The Welsh Basic Income Pilot
Forward to our second meeting. In 2010 Drakeford was preparing to run for election as an Assembly Member for Cardiff West. Drakeford is a social policy academic and was elected in 2011. After a series of ministerial appointments, he became First Minister in 2018. One of his last acts as First Minister was to oversee the launch with the then Minister of Social Justice Jane Hutt of the Welsh basic income pilot for care leavers in 2022.
In 2022, I chaired an Open University seminar attended by both Drakeford and Hutt in which they discussed the Welsh basic income pilot, which provides £1,600 a month (before tax) for two years to young people leaving care in Wales between 1 July 2022 and 30 June 2023.
Devolution: Opportunities and Constraints
Both the Child Trust Fund Cymru and the Welsh basic income pilot involve giving extra money to vulnerable young people. In my article I explore what the basic income pilot means for the relationship between devolution and social citizenship. There are concerns that devolution undermines social citizenship by allocating resources by geography and not need. But, devolution can also advance social citizenship if devolved nations act as laboratories for policy innovation and lessons are shared more widely.
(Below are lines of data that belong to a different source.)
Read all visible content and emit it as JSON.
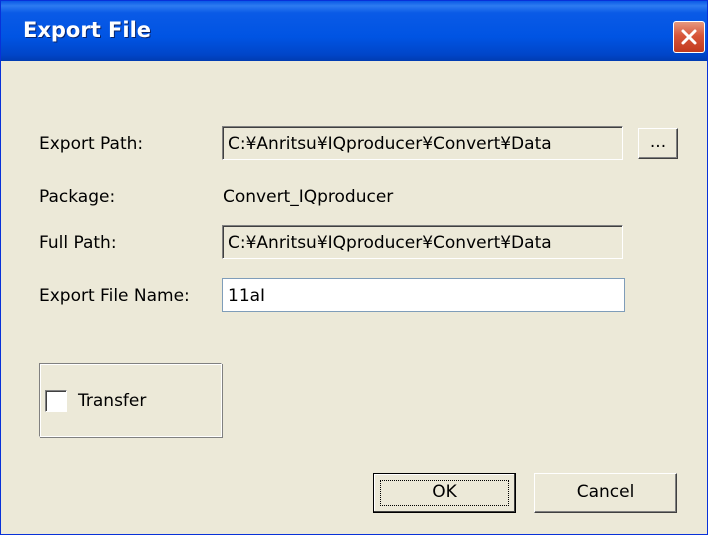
{
  "dialog": {
    "title": "Export File"
  },
  "form": {
    "export_path_label": "Export Path:",
    "export_path_value": "C:¥Anritsu¥IQproducer¥Convert¥Data",
    "browse_label": "...",
    "package_label": "Package:",
    "package_value": "Convert_IQproducer",
    "full_path_label": "Full Path:",
    "full_path_value": "C:¥Anritsu¥IQproducer¥Convert¥Data",
    "file_name_label": "Export File Name:",
    "file_name_value": "11aI"
  },
  "transfer": {
    "label": "Transfer",
    "checked": false
  },
  "buttons": {
    "ok_label": "OK",
    "cancel_label": "Cancel"
  },
  "colors": {
    "titlebar": "#0054e3",
    "close": "#d8563a",
    "dialog_bg": "#ece9d8"
  }
}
In my article I claim that successive Welsh Governments for the past 20 years have sought to expand the concept of social citizenship to include access to money as well as services such as health and education.
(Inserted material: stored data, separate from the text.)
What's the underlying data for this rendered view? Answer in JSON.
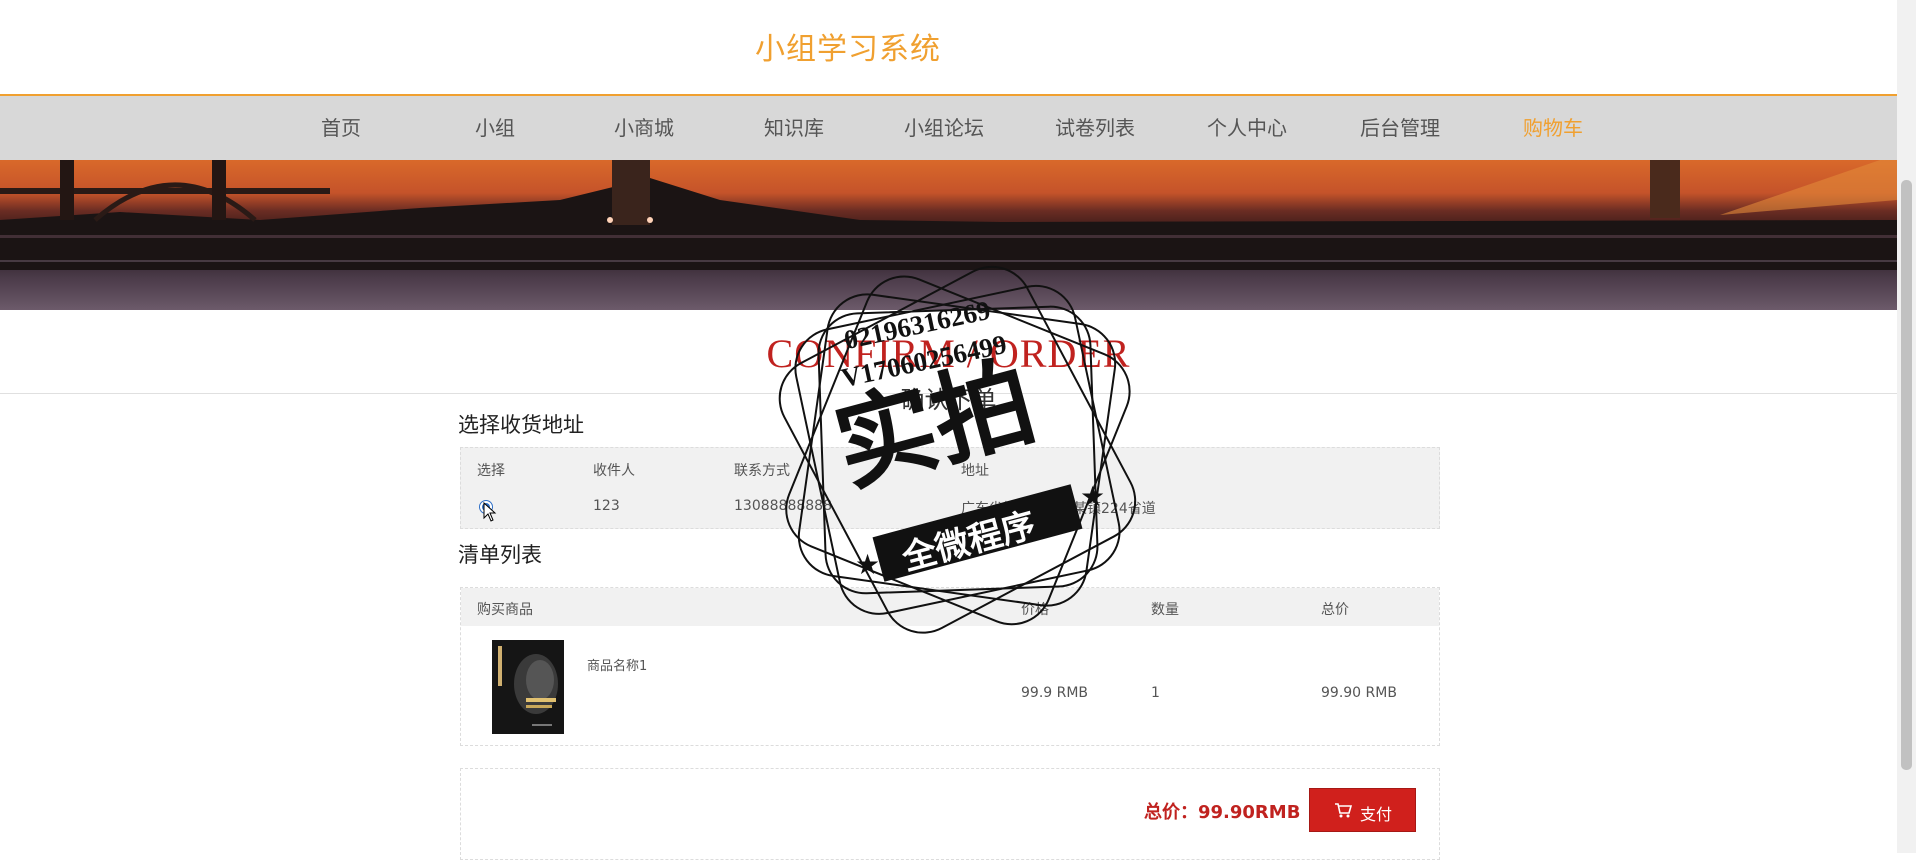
{
  "header": {
    "site_title": "小组学习系统"
  },
  "nav": {
    "items": [
      {
        "label": "首页",
        "active": false
      },
      {
        "label": "小组",
        "active": false
      },
      {
        "label": "小商城",
        "active": false
      },
      {
        "label": "知识库",
        "active": false
      },
      {
        "label": "小组论坛",
        "active": false
      },
      {
        "label": "试卷列表",
        "active": false
      },
      {
        "label": "个人中心",
        "active": false
      },
      {
        "label": "后台管理",
        "active": false
      },
      {
        "label": "购物车",
        "active": true
      }
    ]
  },
  "page_heading": {
    "en": "CONFIRM / ORDER",
    "cn": "确认下单"
  },
  "address": {
    "section_title": "选择收货地址",
    "columns": [
      "选择",
      "收件人",
      "联系方式",
      "地址"
    ],
    "rows": [
      {
        "selected": true,
        "recipient": "123",
        "phone": "13088888888",
        "address": "广东省梅州市某区某镇224省道"
      }
    ]
  },
  "cart": {
    "section_title": "清单列表",
    "columns": [
      "购买商品",
      "价格",
      "数量",
      "总价"
    ],
    "items": [
      {
        "name": "商品名称1",
        "price": "99.9 RMB",
        "quantity": "1",
        "total": "99.90 RMB",
        "icon": "book-cover-image"
      }
    ]
  },
  "summary": {
    "total_label": "总价：99.90RMB",
    "pay_label": "支付",
    "pay_icon": "cart-icon"
  },
  "watermark": {
    "numbers": [
      "02196316269",
      "V17060256499"
    ],
    "main_text": "实拍",
    "ribbon_text": "全微程序"
  },
  "colors": {
    "accent": "#f0a030",
    "red": "#c0221f",
    "button": "#d0201c"
  }
}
Drakeford has been central to this mission. He has long argued that progressive universalism should form one of the core principles shaping Welsh social policy. This involves a commitment to universalism in the provision of services and benefits. But, there is also a recognition that the most vulnerable need extra resources – hence the extra progressive top-ups for those in need.
Drakeford is a keen gardener. In my article I note that progressive universalism is not a principle that only grows on Welsh soil. Gordon Brown helped seed this idea more widely when he was developing the UK Labour plans on the Child Trust Fund when he was the Chancellor during the 2000s.
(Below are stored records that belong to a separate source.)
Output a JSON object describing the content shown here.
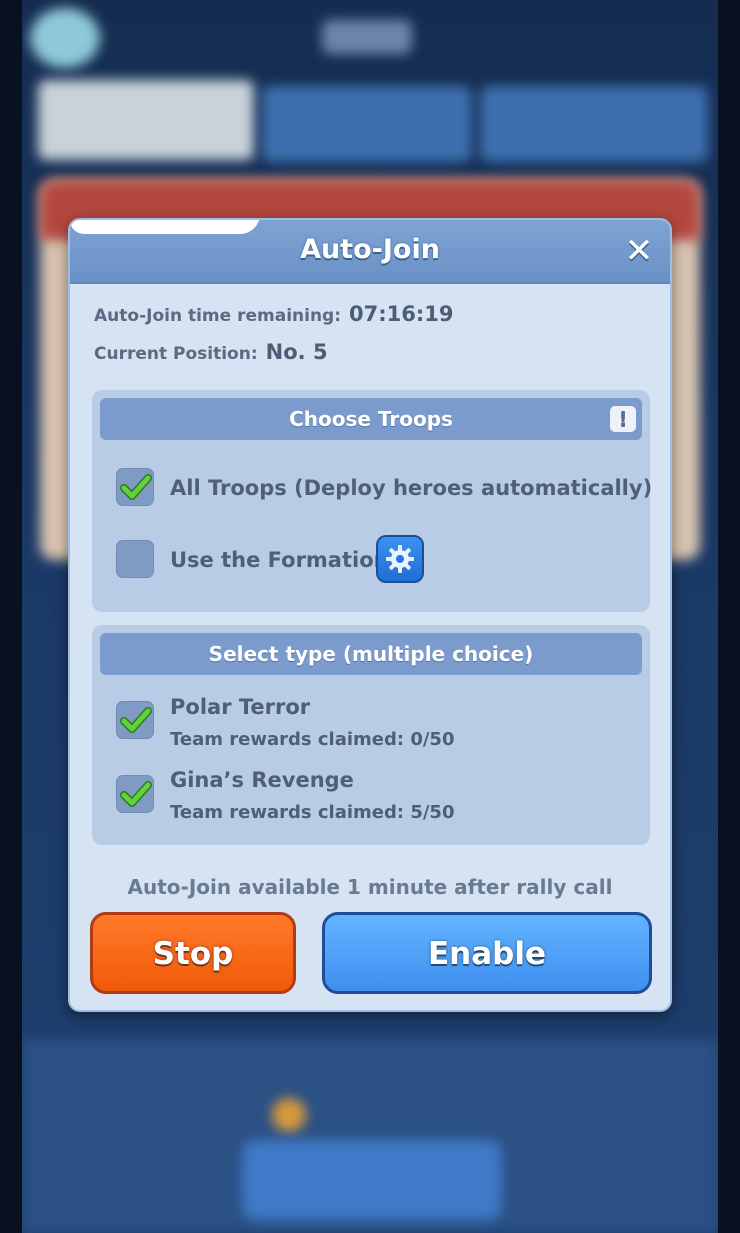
{
  "dialog": {
    "title": "Auto-Join",
    "close_icon": "close-icon",
    "time_label": "Auto-Join time remaining:",
    "time_value": "07:16:19",
    "position_label": "Current Position:",
    "position_value": "No. 5"
  },
  "troops": {
    "header": "Choose Troops",
    "info_icon": "!",
    "options": [
      {
        "label": "All Troops (Deploy heroes automatically)",
        "checked": true
      },
      {
        "label": "Use the Formation",
        "checked": false,
        "icon": "gear-icon"
      }
    ]
  },
  "types": {
    "header": "Select type (multiple choice)",
    "options": [
      {
        "label": "Polar Terror",
        "sub": "Team rewards claimed: 0/50",
        "checked": true
      },
      {
        "label": "Gina’s Revenge",
        "sub": "Team rewards claimed: 5/50",
        "checked": true
      }
    ]
  },
  "note": "Auto-Join available 1 minute after rally call",
  "buttons": {
    "stop": "Stop",
    "enable": "Enable"
  },
  "colors": {
    "stop_button": "#f05a08",
    "enable_button": "#3e8ff0",
    "checkmark": "#58c43a"
  }
}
Of course, a range of principles can shape Welsh social policy. And policy is also influenced by other factors such as interest-group lobbying, electoral considerations, public opinion and party politics. But, the stress on extra money for vulnerable young people provides a thread that connects the Child Trust Fund Cymru to the Welsh basic income pilot.
My article also highlights however the constraints imposed by the current devolution settlement. The UK Government provides block grants to the devolved administrations that fund most of their spending. The Barnett formula is used to calculate annual changes to the block grant, but the Barnett formula is based on spending in England rather than the needs of the devolved nations. The upshot is that the Welsh Government is constrained by the UK Government. This seems to have a direct impact on the fate of the pilot: unless the UK Government provides financial support it is unlikely that the Welsh basic income scheme can be turned from pilot to policy, even if the pilot is deemed to be successful.
What of the future?
The Welsh basic income pilot was launched when there was a Conservative Government in Westminster. There is now a UK Labour Government headed by Prime Minister Keir Starmer. This offers the potential for more fertile ground between the UK and Welsh Governments, yet this is not guaranteed. My article suggests that although Welsh politicians have used initiatives to build national identity by badging them as Welsh, building wider political support for schemes such as the basic income pilot involve showing how the principles that underpin them can extend beyond national boundaries and apply across the UK.